Bull Cancer. 2012 Jul-Aug;99(7-8):75-80. doi: 10.1684/bdc.2012.1607.
Chemotherapy for the treatment of early-stage breast cancer (ESBC) patients improves survival outcomes. However, its most common acute toxicity is myelosuppression, which can reduce the delivered dose and compromise the survival benefit. Because FEC100-docetaxel (FEC100-D) is a common protocol for ESBC, we evaluated its febrile neutropenia (FN) incidence and the role of its hematological toxicity on the individual relative dose-intensity (RDI).

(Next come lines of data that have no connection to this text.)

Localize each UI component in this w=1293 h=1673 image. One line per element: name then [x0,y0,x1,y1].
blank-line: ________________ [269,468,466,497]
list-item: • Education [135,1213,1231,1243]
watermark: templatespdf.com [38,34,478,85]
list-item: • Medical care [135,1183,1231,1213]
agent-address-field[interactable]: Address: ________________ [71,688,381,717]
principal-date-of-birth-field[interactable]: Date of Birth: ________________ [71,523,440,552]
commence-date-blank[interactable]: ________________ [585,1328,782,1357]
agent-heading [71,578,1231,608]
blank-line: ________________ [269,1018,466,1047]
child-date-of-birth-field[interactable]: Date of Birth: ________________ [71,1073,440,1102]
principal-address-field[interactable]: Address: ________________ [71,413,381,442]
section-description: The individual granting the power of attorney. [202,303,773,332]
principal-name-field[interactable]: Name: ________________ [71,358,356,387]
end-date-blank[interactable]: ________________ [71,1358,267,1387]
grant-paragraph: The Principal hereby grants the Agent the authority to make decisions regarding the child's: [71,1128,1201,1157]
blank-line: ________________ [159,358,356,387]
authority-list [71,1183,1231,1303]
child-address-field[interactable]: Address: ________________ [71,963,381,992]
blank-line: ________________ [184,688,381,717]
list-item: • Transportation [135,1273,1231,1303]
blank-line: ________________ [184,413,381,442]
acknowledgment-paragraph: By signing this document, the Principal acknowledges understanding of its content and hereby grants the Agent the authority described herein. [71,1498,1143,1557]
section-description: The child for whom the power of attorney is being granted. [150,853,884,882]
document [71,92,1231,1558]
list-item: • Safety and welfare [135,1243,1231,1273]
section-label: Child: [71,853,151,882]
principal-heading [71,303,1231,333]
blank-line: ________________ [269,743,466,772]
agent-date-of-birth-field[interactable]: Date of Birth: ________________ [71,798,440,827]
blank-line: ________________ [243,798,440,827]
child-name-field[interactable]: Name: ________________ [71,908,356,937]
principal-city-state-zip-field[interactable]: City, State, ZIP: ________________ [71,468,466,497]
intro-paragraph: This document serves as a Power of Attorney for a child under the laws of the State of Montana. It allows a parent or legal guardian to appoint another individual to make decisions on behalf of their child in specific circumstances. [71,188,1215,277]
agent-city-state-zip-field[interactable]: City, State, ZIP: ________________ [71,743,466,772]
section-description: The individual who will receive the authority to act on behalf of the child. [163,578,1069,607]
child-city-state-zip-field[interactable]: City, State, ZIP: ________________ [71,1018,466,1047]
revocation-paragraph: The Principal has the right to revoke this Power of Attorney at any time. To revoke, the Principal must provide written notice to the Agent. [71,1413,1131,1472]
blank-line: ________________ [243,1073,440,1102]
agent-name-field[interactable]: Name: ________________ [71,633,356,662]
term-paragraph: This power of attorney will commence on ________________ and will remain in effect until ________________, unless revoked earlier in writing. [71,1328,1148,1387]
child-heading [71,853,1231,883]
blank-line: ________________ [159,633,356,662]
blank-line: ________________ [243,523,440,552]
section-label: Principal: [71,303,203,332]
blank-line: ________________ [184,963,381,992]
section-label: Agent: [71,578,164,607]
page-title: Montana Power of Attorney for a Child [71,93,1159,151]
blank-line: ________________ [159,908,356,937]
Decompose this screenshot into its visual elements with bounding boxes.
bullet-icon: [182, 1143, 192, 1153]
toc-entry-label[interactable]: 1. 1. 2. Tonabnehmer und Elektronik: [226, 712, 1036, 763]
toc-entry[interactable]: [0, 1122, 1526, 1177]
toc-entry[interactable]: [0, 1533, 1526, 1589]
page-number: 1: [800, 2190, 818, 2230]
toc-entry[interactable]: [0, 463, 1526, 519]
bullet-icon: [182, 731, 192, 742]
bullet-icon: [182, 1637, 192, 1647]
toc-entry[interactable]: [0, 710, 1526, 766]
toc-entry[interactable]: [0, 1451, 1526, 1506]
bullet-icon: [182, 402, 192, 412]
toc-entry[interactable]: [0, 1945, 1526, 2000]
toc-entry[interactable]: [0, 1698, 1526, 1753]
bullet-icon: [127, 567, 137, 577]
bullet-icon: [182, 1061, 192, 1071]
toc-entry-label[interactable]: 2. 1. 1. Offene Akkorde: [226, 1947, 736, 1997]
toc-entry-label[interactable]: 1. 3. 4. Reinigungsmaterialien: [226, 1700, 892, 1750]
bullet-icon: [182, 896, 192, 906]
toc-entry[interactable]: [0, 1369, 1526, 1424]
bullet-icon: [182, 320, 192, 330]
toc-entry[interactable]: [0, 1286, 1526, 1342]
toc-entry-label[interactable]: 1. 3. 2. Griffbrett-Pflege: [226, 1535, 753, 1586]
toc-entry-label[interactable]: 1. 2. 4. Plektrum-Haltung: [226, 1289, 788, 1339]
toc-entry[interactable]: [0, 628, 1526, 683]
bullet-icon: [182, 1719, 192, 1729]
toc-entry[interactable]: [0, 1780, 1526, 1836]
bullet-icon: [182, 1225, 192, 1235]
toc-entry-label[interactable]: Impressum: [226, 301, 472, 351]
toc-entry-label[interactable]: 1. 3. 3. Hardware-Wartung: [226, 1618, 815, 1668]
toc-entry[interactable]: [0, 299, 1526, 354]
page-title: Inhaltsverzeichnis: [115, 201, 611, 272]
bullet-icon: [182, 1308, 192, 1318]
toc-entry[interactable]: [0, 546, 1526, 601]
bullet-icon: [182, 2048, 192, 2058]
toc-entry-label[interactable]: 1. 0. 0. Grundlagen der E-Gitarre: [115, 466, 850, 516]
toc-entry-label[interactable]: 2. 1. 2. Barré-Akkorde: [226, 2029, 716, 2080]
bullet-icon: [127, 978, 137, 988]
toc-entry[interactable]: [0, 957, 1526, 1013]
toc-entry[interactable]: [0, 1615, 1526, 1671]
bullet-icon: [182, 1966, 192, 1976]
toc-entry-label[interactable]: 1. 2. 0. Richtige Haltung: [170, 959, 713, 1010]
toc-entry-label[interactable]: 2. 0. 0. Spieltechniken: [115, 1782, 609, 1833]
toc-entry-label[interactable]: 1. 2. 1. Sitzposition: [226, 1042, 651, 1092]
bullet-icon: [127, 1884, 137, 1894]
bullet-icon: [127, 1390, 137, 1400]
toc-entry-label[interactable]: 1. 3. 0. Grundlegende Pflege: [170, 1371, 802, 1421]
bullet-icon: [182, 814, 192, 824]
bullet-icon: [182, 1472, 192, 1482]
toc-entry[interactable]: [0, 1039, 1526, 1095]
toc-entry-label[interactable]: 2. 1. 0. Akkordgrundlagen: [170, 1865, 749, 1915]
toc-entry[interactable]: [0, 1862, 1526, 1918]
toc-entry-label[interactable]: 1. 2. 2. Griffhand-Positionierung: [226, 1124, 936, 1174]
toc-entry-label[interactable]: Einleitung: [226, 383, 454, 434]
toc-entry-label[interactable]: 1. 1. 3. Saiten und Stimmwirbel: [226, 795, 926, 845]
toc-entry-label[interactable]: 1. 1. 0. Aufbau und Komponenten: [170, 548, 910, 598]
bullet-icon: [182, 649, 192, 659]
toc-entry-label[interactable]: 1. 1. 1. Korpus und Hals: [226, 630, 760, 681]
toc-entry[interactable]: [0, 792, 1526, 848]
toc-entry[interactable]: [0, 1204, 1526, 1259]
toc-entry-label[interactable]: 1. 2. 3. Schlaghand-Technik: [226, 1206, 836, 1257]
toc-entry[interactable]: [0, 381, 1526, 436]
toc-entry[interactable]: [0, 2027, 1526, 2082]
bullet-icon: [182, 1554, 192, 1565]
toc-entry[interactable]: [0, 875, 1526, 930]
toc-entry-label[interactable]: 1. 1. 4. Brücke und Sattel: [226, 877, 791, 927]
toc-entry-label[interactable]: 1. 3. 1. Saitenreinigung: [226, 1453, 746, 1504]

It is a French single-center, observational, retrospective study. Patients received adjuvant/neoadjuvant FEC100-D treatment, without primary prophylaxis by granulocyte colony-stimulating factors (G-CSF). The neutrophil count the day before the planned chemotherapy cycle had to be over 1,500.mm(-3) for the treatment to be administered. Data collected included: date and dose of chemotherapy cycles, FN and high grade of hematological toxicity occurrence for each course, G-CSF prescription.
One thousand, seven hundred and fifty-seven cycles in 284 patients were delivered. FN was observed in 4.9% (n = 14) of the patients, without hospitalizations or deaths after. Grade 3-4 neutropenia occurred in 5.8% of the cycles, during the first cycle in 40% of cases. Seventeen percent of our patients received less than 85% of RDI.
The hematotoxicity of this treatment is acceptable. The risk of FN is low. No G-CSF primary prophylaxis is needed without additional risk factor.
化疗用于治疗早期乳腺癌(ESBC)患者可改善生存结局。然而,其最常见的急性毒性是骨髓抑制,这可能会降低给药剂量并损害生存获益。由于FEC100-多西他赛(FEC100-D)是ESBC的常用方案,我们评估了其发热性中性粒细胞减少症(FN)的发生率及其血液学毒性对个体相对剂量强度(RDI)的作用。
这是一项法国单中心、观察性、回顾性研究。患者接受辅助/新辅助FEC100-D治疗,未使用粒细胞集落刺激因子(G-CSF)进行一级预防。计划化疗周期前一天的中性粒细胞计数必须超过1500/mm³才能进行治疗。收集的数据包括:化疗周期的日期和剂量、每个疗程的FN和血液学毒性的高级别发生情况、G-CSF处方。
284例患者共进行了1757个周期的治疗。4.9%(n = 14)的患者出现FN,之后无住院或死亡情况。5.8%的周期出现3-4级中性粒细胞减少,其中40%的病例发生在第一个周期。17%的患者接受的RDI低于85%。
该治疗的血液毒性是可接受的。FN风险较低。在没有其他风险因素的情况下,无需进行G-CSF一级预防。